Q. 住民票写しの発行にあたって,マイナンバー関係のトラブルが頻発していると聞いた。どういうことに注意したらいいだろうか?

A. これまでの連載をお読み頂ければ分りますように,マイナンバーは法律で決められている場面以外では「教えない」「尋ねない」「持たない」のが鉄則です。
 「通知カード」を紛失していない限り,住民票にマイナンバーを載せる意味はありませんので,「住民票にマイナンバーは載せない!」と決めてかかっていいでしょう。住民票写しの発行申請書にはマイナンバーを載せるかどうか選択する欄がありますので,その選択欄にどうチェックするかは注意しましょう。
 また,仮に発行申請書に「マイナンバーの記載は希望しない」とチェックしたとしても,システムの不具合・人的ミス等により,住民票にマイナンバーが記載されている可能性があります。住民票写しを役所受付で受け取った時は,誤ってマイナンバーが記載されていないかどうかをチェックしましょう。(報道でご存じの方も多いかと思いますが,この手のミスはすでに他県で発生しています。)

Q. 結局,「個人番号カード」の発行は受けた方がいいの?

A. 全国民に簡易書留で送られてくる「通知カード」と異なり,取得が各人の自由に委ねられている「個人番号カード」は,そもそも発行を受けるかどうか判断がつきかねる,というお声を耳にします。
 従来の住基カードが,今後個人番号カードにとって代わられることを考えますと,個人的には発行を受けておいた方がいいのかなと思います。(現在お手持ちの住基カードは今後なくなっていきます。「代わりに個人番号カードを使ってね」ということのようです)
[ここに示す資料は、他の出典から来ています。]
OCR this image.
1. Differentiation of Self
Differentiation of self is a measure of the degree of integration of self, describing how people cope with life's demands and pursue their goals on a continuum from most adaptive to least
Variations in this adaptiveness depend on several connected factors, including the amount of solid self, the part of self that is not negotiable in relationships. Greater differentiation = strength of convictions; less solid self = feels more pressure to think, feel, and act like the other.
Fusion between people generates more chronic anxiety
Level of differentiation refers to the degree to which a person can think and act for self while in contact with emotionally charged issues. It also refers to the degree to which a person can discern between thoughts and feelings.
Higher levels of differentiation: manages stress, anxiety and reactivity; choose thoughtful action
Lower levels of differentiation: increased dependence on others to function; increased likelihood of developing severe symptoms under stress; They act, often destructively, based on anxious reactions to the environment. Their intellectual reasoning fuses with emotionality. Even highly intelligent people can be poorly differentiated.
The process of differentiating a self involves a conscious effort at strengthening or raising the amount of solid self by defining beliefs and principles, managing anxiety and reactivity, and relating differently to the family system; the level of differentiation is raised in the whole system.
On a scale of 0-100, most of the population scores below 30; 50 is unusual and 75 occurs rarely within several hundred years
 とはいえ,個人番号カードは「顔写真とマイナンバー両方が載っている唯一の証明書」ですので,取り扱いには慎重を期したいところです。単純な本人確認だけなら顔写真がついている運転免許証で十分なわけですから,わざわざ個人番号カードを見せる必要はないでしょう。
「マイナンバーを確認する必要のある場面以外では,個人番号カードを人に見せない・見せてもらわない」と割り切った対応をしてもいいかと思います。
(「マイナンバーが記載されているのは個人番号カードの裏側。なので,表面だけを見せてもらえば違法にはならない。」という紹介がしばしばされており,当HPの過去の記事でもそのニュアンスで書いていましたが,必要もないのにわざわざマイナンバーに触れることはありませんね。)
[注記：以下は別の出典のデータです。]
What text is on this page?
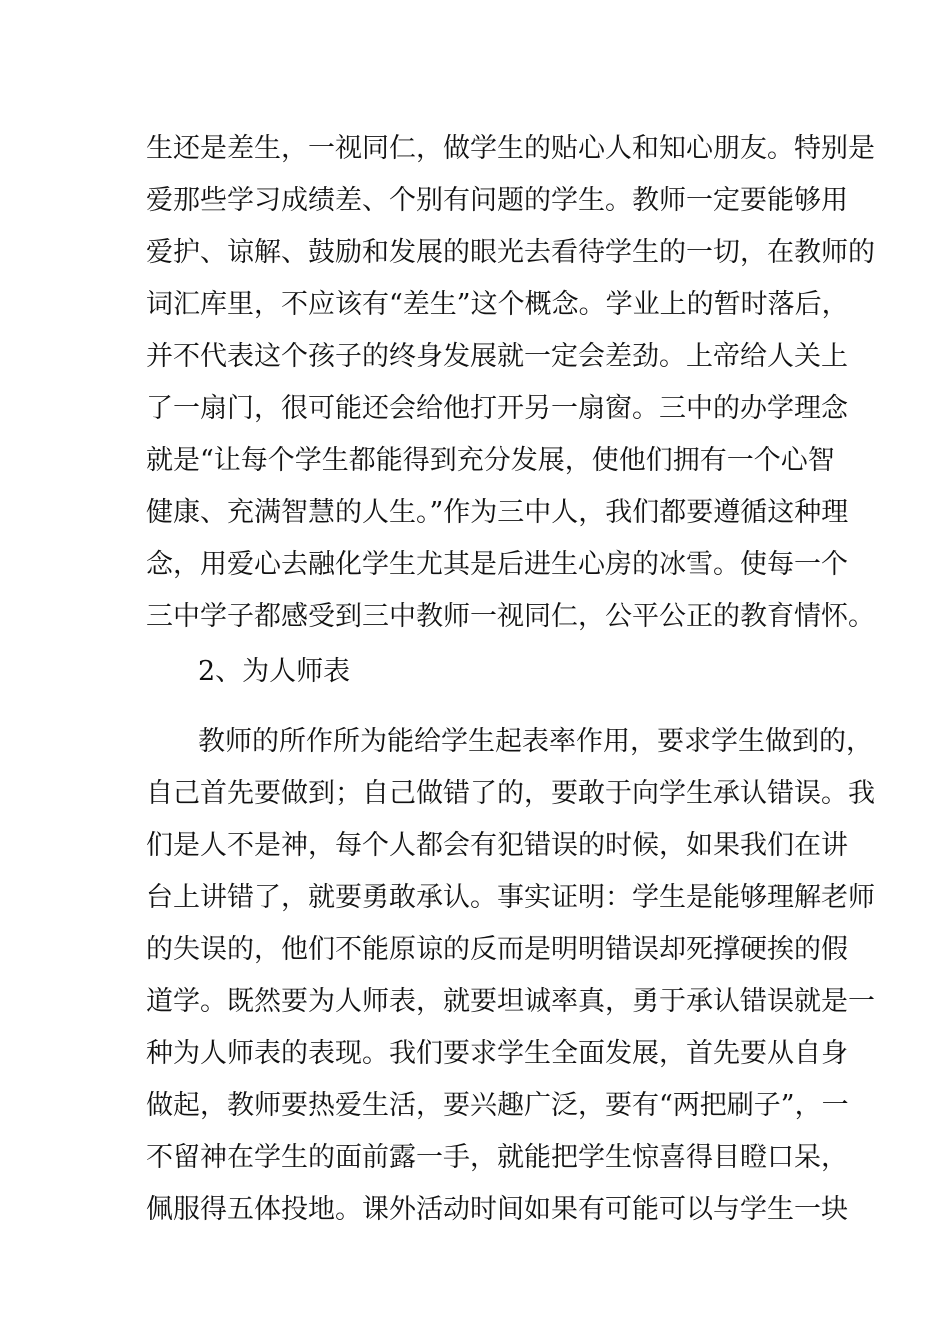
生还是差生，一视同仁，做学生的贴心人和知心朋友。特别是

爱那些学习成绩差、个别有问题的学生。教师一定要能够用

爱护、谅解、鼓励和发展的眼光去看待学生的一切，在教师的

词汇库里，不应该有“差生”这个概念。学业上的暂时落后，

并不代表这个孩子的终身发展就一定会差劲。上帝给人关上

了一扇门，很可能还会给他打开另一扇窗。三中的办学理念

就是“让每个学生都能得到充分发展，使他们拥有一个心智

健康、充满智慧的人生。”作为三中人，我们都要遵循这种理

念，用爱心去融化学生尤其是后进生心房的冰雪。使每一个

三中学子都感受到三中教师一视同仁，公平公正的教育情怀。

2、为人师表

教师的所作所为能给学生起表率作用，要求学生做到的，

自己首先要做到；自己做错了的，要敢于向学生承认错误。我

们是人不是神，每个人都会有犯错误的时候，如果我们在讲

台上讲错了，就要勇敢承认。事实证明：学生是能够理解老师

的失误的，他们不能原谅的反而是明明错误却死撑硬挨的假

道学。既然要为人师表，就要坦诚率真，勇于承认错误就是一

种为人师表的表现。我们要求学生全面发展，首先要从自身

做起，教师要热爱生活，要兴趣广泛，要有“两把刷子”，一

不留神在学生的面前露一手，就能把学生惊喜得目瞪口呆，

佩服得五体投地。课外活动时间如果有可能可以与学生一块
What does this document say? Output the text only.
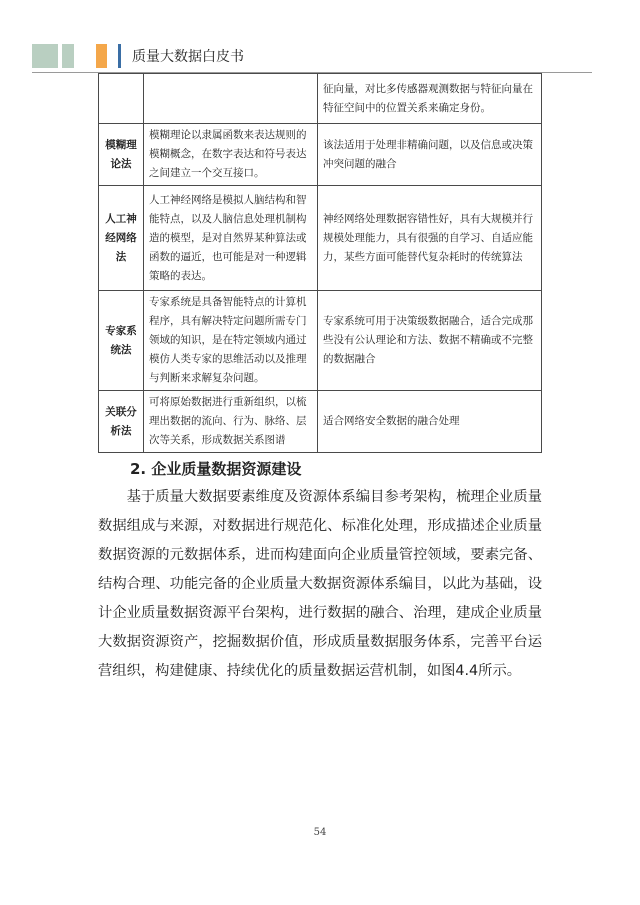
质量大数据白皮书
		征向量，对比多传感器观测数据与特征向量在特征空间中的位置关系来确定身份。
模糊理论法	模糊理论以隶属函数来表达规则的模糊概念，在数字表达和符号表达之间建立一个交互接口。	该法适用于处理非精确问题，以及信息或决策冲突问题的融合
人工神经网络法	人工神经网络是模拟人脑结构和智能特点，以及人脑信息处理机制构造的模型，是对自然界某种算法或函数的逼近，也可能是对一种逻辑策略的表达。	神经网络处理数据容错性好，具有大规模并行规模处理能力，具有很强的自学习、自适应能力，某些方面可能替代复杂耗时的传统算法
专家系统法	专家系统是具备智能特点的计算机程序，具有解决特定问题所需专门领域的知识，是在特定领域内通过模仿人类专家的思维活动以及推理与判断来求解复杂问题。	专家系统可用于决策级数据融合，适合完成那些没有公认理论和方法、数据不精确或不完整的数据融合
关联分析法	可将原始数据进行重新组织，以梳理出数据的流向、行为、脉络、层次等关系，形成数据关系图谱	适合网络安全数据的融合处理
2. 企业质量数据资源建设
基于质量大数据要素维度及资源体系编目参考架构，梳理企业质量数据组成与来源，对数据进行规范化、标准化处理，形成描述企业质量数据资源的元数据体系，进而构建面向企业质量管控领域，要素完备、结构合理、功能完备的企业质量大数据资源体系编目，以此为基础，设计企业质量数据资源平台架构，进行数据的融合、治理，建成企业质量大数据资源资产，挖掘数据价值，形成质量数据服务体系，完善平台运营组织，构建健康、持续优化的质量数据运营机制，如图4.4所示。
54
 この点,総務省のHPでは「金融機関の口座開設・フィットネスクラブの入会など,様々な場面で活用可能」と紹介されていますが,さすがにこれは鵜呑みにしてはまずいでしょう。

 マイナンバー制度は,見切り発車で始まった制度の感が正直否めず,今後様々な課題や問題点が出てくるかと思いますが,当事務所の記事が少しでも中小企業の皆さんのコンプライアンスに貢献できれば幸いです。
 今後ともよろしくお願いいたします。